Tutto giusto. O quasi. Che Isa ci guadagni è chiaro. Costituisce l’11 maggio 2004 la società Piedicastello spa con capitale di 1.150.000 euro, accende dei mutui e compera l’area (per 23.700.000 euro); il 20 dicembre 2005 vende la Piedicastello alla Federazione, con le proprietà (il terreno) e i debiti (i mutui). Per quanto? Per 2.185.000, guadagnandoci in un anno più di un milione netto. Non male.
Anche perché la Piedicastello sembra costituita per conto terzi, per avere vita breve. I mutui sono iscritti da Isa come “debiti esigibili entro l’esercizio” quindi a breve, si sa che c’è chi compra, mentre la Federazione, quando compra, li trasforma in debiti a tre anni. Insomma, tra i due sembra proprio ci sia un accordo preventivo: da cui Isa porta a casa il suo milione.
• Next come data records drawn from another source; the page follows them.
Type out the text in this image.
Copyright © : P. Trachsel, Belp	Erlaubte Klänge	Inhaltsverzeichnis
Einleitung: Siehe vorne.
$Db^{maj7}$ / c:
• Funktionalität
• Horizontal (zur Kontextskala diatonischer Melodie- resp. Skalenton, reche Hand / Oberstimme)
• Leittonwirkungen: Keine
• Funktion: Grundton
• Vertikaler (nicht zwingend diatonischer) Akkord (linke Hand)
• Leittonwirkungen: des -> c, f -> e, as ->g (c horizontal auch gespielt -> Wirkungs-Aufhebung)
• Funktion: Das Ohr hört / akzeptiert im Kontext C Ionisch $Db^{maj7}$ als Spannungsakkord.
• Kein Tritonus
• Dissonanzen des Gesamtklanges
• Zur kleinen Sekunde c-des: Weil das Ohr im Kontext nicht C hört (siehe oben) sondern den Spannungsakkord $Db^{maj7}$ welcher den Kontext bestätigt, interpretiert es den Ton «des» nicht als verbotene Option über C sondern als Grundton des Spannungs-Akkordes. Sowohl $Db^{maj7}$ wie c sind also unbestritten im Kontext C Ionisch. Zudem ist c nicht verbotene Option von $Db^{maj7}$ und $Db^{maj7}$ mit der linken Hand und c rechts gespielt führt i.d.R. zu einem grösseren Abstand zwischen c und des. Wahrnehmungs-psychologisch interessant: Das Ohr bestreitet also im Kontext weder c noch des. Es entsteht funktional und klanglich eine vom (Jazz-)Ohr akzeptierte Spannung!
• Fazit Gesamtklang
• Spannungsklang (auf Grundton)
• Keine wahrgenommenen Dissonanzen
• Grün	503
E la Federazione? Dal 2005 ad oggi la Piedicastello ha solo uscite, i debiti crescono, arrivano nel 2010 a 29 milioni, e la società viene svalutata tre volte, per un valore di 2,2 milioni. Poi quest’anno arriva San Lorenzo a salvare la situazione, comperando il compendio per 30 milioni. Cosa ci ha guadagnato la Federazione? Dipende dai calcoli e dai particolari dell’accordo con Dellai. Di sicuro ci ha guadagnato poco, forse nulla, o forse ha addirittura perso.
Di sicuro ha perso Pantalone. E di sicuro ha guadagnato Isa.
Ma con questi maneggi, il movimento cooperativo, cosa c’entra?